Darko Đurić, para-swimming champion
“The more demanding the competition, the more motivated I am, the more I enjoy swimming and the happier it makes me.”
In addition to other titles, swimmer Darko Đurić became two-time world champion and vice champion in Montreal 2013 and is the holder of two world records over 50 m butterfly in his category set at the Paralympic Games in London. In 2016, he won silver and bronze at the IPC Swimming European Championships in Portugal and two fourth places at the Paralympic Games in Rio.
Darko is both incredibly motivated and warm-hearted, so he is a great favourite with the public and very popular among youngsters. He is an incredible fighter and motivator, whose public appearances inspire others, including businessmen. Due to a genetic fault, he was born without a left arm and both feet. He lives alone, drives a car and has a job. “You need to fight, regardless of the lemons life serves you that you are forced to accept,” is how he puts it.
Swimmer Darko Đurić and coach Alen Kramar are the core of a team where very few words are required to reach an understanding. They train every day, up to eleven times a week.
Alen Kramar: “Darko is a professional, completely committed to his goal. Without this commitment there would be no results. The more demanding the competition, the more motivated he is. But being ready for the great victories takes many small trials. He is talented but everything he has is in his arm and head. Now that Rio is behind him, he already has a new goal, the world championship in Mexico.”

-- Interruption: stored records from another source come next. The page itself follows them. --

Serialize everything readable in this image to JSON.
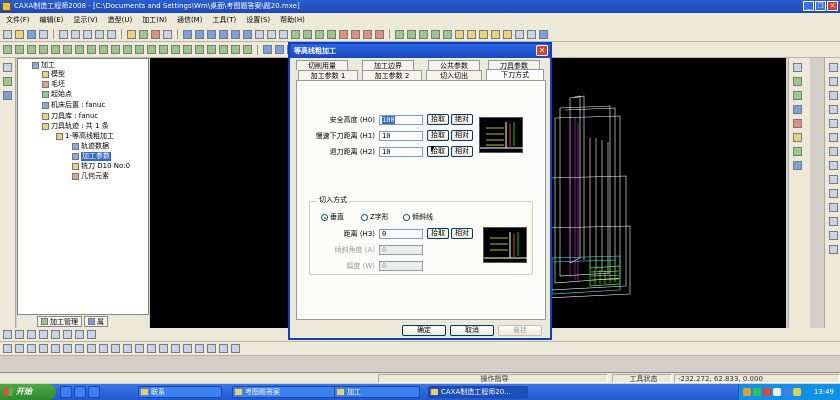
{
  "window": {
    "title": "CAXA制造工程师2008  - [C:\\Documents and Settings\\Wm\\桌面\\考图题答案\\题20.mxe]"
  },
  "menu": [
    "文件(F)",
    "编辑(E)",
    "显示(V)",
    "造型(U)",
    "加工(N)",
    "通信(M)",
    "工具(T)",
    "设置(S)",
    "帮助(H)"
  ],
  "tree": {
    "root": "加工",
    "model": "模型",
    "blank": "毛坯",
    "start_point": "起始点",
    "post": "机床后置 : fanuc",
    "tool_lib": "刀具库 : fanuc",
    "toolpaths": "刀具轨迹 : 共 1 条",
    "op": "1-等高线粗加工",
    "track_data": "轨迹数据",
    "params": "加工参数",
    "tool": "铣刀 D10 No:0",
    "geometry": "几何元素",
    "tabs": [
      "加工管理",
      "属"
    ]
  },
  "dialog": {
    "title": "等高线粗加工",
    "tabs_row1": [
      "切削用量",
      "加工边界",
      "公共参数",
      "刀具参数"
    ],
    "tabs_row2": [
      "加工参数 1",
      "加工参数 2",
      "切入切出",
      "下刀方式"
    ],
    "fields": {
      "safe_height": {
        "label": "安全高度 (H0)",
        "value": "100"
      },
      "slow_feed": {
        "label": "慢速下刀距离 (H1)",
        "value": "10"
      },
      "retract": {
        "label": "退刀距离 (H2)",
        "value": "10"
      }
    },
    "pick_label": "拾取",
    "absolute_label": "绝对",
    "relative_label": "相对",
    "cut_in": {
      "group": "切入方式",
      "options": [
        "垂直",
        "Z字形",
        "倾斜线"
      ],
      "selected": "垂直",
      "distance": {
        "label": "距离 (H3)",
        "value": "0"
      },
      "angle": {
        "label": "倾斜角度 (A)",
        "value": "0"
      },
      "width": {
        "label": "幅度 (W)",
        "value": "0"
      }
    },
    "buttons": {
      "ok": "确定",
      "cancel": "取消",
      "help": "悬挂"
    }
  },
  "status": {
    "prompt": "操作指导",
    "state": "工具状态",
    "coords": "-232.272, 62.833, 0.000"
  },
  "taskbar": {
    "start": "开始",
    "tasks": [
      "联系",
      "考图题答案",
      "加工",
      "CAXA制造工程师20..."
    ],
    "clock": "13:49"
  },
  "colors": {
    "title_blue": "#1c47b4",
    "select_blue": "#316ac5",
    "viewport": "#000000"
  }
}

Darko Đurić and his coach Alen Kramar
Darko Đurić: “In competition, I have always turned into a machine. Even my first coach was surprised when I broke records like they were nothing. When the competition starts, my head is a complete blank. It is exhausting, I am tense the entire month before the race, but once I am there, I relax and swim the best I can. I am completely focused on the few metres I need to swim. I monitor my competitors, but I sometimes do not even know how I swam those metres myself. The more demanding the competition, the more motivated I am, the more I enjoy swimming and the happier it makes me.”
Alen Kramar: “If there is something Darko does not like, I can see it in his face immediately. One or the other takes a step back and the problem is solved. We deal with everything with mutual respect.”

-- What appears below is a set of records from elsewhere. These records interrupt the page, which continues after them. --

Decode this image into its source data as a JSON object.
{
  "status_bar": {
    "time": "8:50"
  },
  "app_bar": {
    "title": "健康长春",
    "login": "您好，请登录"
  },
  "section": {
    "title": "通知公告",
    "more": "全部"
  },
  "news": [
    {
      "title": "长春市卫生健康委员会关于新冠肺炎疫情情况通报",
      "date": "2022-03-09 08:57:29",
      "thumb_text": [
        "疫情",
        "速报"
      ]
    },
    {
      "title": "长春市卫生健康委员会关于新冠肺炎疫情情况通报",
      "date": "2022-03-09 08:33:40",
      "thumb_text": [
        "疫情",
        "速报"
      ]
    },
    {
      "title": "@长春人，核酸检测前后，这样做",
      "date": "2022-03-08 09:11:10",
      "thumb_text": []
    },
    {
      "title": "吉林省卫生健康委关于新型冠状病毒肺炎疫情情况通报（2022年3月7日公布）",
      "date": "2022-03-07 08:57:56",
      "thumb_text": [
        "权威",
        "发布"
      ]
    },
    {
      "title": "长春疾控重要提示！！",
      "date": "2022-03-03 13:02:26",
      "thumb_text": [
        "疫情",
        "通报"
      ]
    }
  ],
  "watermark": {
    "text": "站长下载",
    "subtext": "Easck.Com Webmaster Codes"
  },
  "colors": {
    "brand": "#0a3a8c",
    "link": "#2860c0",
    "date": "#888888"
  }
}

Darko Đurić: “I trust my coach. I know that I am capable of the best results, that hard work can get me to new personal bests. I want to be among the top five in the world, that is my goal and since 2011, I have never failed to reach the final. I expect a lot from myself and from others. That can sometimes heat things up. At the Paralympic Games in Rio, I missed a medal in 100 m butterfly by half a stoke, in 50 m freestyle by 5 cm, in 200 m backstroke by 20 cm and in 100 m backstroke by 15 cm. But what is crucial is that my goals and path to reaching them are set realistically. If I want to be on the podium, I need to listen to my coach. I do not need to do so to be in the top five, but my ambitions are set higher than that.”